Nourishing recipes, glow foods, and slower living inspiration from Natalie’s kitchen.

Creamy Dairy-Free Clam Chowder

Creamy Dairy-Free Clam Chowder

A cozy comforting chowder from Natalie’s kitchen — wild clams, celery root, vegetables, coconut milk, and crispy bacon simmered together into one deeply nourishing bowl.

This is the kind of soup you make on cold gray days when you want the whole kitchen to feel cozy.

Warm bowls. Soup simmering. Good bread on the counter. Everyone slowly wandering into the kitchen asking what smells so good.

And honestly?
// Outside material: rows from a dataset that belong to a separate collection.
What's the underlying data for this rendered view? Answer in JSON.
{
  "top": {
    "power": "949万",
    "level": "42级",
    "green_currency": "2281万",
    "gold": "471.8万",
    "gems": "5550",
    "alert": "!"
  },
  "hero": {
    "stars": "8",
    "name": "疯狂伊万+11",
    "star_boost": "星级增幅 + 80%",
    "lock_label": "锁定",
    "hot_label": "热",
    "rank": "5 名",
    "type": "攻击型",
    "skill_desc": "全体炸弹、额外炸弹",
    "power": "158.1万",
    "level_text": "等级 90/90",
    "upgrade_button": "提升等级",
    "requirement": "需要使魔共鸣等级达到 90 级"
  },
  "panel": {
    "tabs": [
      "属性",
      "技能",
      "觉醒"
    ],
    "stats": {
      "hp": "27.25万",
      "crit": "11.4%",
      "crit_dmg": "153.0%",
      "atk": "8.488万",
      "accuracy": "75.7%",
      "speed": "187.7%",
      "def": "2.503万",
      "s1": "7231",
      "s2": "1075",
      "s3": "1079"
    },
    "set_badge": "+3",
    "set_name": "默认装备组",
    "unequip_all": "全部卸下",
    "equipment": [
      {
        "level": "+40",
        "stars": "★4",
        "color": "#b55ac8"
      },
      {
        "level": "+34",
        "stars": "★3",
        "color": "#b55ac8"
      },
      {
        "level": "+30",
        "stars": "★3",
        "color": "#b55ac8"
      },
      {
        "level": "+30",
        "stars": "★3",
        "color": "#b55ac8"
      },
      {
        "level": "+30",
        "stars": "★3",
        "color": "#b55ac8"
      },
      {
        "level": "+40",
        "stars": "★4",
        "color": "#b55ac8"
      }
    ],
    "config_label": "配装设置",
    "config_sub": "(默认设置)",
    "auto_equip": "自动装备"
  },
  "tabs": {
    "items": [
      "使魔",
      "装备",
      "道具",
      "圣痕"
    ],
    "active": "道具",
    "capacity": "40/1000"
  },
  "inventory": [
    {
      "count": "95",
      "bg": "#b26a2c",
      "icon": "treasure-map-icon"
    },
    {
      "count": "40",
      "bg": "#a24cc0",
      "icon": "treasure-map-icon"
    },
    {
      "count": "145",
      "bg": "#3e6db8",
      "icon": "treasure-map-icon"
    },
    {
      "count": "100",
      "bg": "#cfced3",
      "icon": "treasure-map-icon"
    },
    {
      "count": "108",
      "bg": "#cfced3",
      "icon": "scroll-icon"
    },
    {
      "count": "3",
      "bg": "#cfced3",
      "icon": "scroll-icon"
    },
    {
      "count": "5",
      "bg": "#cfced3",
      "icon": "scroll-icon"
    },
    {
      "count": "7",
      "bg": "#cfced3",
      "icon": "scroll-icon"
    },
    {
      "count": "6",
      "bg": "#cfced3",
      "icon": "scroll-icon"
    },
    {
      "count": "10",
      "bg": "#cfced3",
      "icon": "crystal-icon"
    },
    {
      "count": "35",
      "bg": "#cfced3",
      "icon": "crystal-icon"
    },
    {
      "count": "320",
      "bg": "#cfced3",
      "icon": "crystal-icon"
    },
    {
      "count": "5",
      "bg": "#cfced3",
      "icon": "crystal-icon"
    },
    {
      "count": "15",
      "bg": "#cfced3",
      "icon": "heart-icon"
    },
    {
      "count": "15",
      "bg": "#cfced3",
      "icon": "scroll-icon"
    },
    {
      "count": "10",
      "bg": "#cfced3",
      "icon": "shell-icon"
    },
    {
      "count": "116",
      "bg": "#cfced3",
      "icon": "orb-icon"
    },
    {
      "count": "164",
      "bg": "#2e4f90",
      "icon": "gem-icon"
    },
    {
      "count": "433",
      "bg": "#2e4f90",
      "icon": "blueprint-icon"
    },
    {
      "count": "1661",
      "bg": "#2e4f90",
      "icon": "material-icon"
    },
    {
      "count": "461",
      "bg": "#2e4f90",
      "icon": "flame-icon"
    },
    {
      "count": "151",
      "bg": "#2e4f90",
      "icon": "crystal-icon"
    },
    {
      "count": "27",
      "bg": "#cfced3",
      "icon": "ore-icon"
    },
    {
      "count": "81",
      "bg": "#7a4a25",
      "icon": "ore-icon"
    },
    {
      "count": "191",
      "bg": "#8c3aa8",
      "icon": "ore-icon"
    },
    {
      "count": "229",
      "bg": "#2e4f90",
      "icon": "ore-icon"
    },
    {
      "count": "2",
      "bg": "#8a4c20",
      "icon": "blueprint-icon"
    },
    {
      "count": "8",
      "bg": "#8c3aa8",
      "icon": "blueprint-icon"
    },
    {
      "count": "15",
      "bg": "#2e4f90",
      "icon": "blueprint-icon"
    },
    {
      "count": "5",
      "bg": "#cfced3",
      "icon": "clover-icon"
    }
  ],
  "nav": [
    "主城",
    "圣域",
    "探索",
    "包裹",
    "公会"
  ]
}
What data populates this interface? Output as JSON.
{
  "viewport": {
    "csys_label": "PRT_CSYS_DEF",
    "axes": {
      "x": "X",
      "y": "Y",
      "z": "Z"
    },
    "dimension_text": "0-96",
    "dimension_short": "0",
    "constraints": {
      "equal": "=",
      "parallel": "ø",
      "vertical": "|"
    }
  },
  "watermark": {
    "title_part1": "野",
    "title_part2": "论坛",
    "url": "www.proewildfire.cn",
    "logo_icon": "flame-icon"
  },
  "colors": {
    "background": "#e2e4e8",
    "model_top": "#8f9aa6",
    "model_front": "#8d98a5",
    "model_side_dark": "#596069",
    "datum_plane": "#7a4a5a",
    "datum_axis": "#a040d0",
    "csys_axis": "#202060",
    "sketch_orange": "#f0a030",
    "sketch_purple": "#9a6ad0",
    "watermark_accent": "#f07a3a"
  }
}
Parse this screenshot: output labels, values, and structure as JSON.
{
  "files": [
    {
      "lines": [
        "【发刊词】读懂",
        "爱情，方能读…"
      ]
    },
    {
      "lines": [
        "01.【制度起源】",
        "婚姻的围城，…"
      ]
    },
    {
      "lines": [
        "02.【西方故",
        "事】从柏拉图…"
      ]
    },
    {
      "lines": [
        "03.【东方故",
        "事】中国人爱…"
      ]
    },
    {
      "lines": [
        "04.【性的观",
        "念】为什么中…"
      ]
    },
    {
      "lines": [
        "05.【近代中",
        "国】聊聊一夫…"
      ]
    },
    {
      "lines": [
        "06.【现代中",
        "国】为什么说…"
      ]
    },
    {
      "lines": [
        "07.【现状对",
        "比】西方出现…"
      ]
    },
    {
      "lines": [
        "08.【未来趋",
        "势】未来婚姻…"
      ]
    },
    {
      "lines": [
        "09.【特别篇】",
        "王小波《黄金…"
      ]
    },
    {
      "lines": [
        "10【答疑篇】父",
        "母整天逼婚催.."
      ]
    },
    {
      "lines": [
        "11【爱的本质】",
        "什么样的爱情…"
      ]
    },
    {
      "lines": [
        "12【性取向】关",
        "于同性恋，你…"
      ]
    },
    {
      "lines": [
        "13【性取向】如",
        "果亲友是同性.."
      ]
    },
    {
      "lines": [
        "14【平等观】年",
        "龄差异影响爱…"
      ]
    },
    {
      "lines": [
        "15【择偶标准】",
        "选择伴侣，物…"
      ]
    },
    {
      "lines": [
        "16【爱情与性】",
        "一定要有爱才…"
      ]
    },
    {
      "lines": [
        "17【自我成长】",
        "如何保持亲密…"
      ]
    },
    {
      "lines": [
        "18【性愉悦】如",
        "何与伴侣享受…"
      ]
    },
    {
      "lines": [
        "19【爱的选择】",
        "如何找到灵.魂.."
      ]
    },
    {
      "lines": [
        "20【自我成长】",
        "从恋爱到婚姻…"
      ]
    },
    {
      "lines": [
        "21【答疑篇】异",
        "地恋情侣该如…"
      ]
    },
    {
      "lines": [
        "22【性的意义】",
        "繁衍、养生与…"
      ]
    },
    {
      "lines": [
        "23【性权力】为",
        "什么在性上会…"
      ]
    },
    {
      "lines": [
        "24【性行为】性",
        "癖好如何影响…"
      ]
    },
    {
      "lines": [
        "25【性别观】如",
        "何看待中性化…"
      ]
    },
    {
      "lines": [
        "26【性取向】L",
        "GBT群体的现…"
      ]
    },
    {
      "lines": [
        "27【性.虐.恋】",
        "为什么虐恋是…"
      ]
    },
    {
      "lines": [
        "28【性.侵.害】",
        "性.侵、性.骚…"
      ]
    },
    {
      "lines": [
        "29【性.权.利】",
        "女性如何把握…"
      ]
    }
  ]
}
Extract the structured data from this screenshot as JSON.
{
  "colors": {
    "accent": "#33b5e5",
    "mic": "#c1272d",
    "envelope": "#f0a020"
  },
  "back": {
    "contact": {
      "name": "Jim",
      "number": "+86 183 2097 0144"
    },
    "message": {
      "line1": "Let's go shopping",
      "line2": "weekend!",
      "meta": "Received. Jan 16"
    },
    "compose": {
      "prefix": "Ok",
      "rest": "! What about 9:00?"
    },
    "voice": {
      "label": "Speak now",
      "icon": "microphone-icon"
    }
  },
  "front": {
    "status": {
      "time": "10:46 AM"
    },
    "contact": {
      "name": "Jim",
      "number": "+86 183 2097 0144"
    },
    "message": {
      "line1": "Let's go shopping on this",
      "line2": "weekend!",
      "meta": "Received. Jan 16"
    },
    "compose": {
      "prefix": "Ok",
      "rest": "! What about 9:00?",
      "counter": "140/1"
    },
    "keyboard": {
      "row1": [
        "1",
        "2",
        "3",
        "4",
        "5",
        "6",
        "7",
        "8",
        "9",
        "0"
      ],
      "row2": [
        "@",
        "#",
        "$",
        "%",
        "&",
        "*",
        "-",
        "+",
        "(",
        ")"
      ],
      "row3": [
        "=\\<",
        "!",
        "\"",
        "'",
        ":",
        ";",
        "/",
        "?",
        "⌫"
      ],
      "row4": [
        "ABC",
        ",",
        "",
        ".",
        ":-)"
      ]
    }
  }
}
The celery root completely steals the show here.

If you’ve never used celery root in place of potatoes before, prepare to have your mind changed a little.

It creates the most beautiful creamy chowder texture while feeling lighter and incredibly flavorful at the same time.

Then add smoky crispy bacon and that little splash of red wine vinegar right before serving…

Absolutely next level.

Why We Love It

Celery Root

A beautiful lower-carb alternative to potatoes with a creamy comforting texture and rich earthy flavor.

Wild Clams

Packed with minerals and protein that help support overall nourishment and balanced meals.

Coconut Milk

Creates richness and creaminess while keeping the chowder dairy-free.

Bone Broth

Adds depth, minerals, and extra nourishment to the soup base.

Garlic + Vegetables

Classic aromatic ingredients that make the chowder deeply flavorful and comforting.

Ingredients

  • 3 celery ribs, sliced
  • 1 large carrot, diced
  • 1/2 red onion, diced
  • 2 garlic cloves, chopped
  • 1 celery root, diced
  • 2 tablespoons ghee or butter
  • juice of 1/2 lemon
  • 3 cans wild caught clams in water
  • 1 quart broth or bone broth
  • 1 can full-fat coconut milk
  • sea salt
  • black pepper

Optional Toppings

  • splash red wine vinegar
  • crispy uncured bacon

Directions

Heat the ghee or butter in a large soup pot over medium heat.

Add the celery, carrot, onion, garlic, and celery root.

Season lightly with salt and pepper.

Cook until fragrant and beginning to soften.

Pour the clam juice from the cans into the pot along with the lemon juice and broth.

Season again with salt and pepper.

Cover and simmer for about 15 minutes until the vegetables are tender.

Meanwhile cook the bacon until crispy if using.

Once the vegetables are tender, stir in the clams and coconut milk.

Cover and heat gently until warmed through.

Serve hot topped with crispy bacon and a splash of red wine vinegar.

Glow Note

I love recipes like this because they feel deeply comforting while still being built from nourishing whole ingredients.

Warm soup. Cozy kitchens. Slow evenings.

Honestly one of my favorite kinds of meals.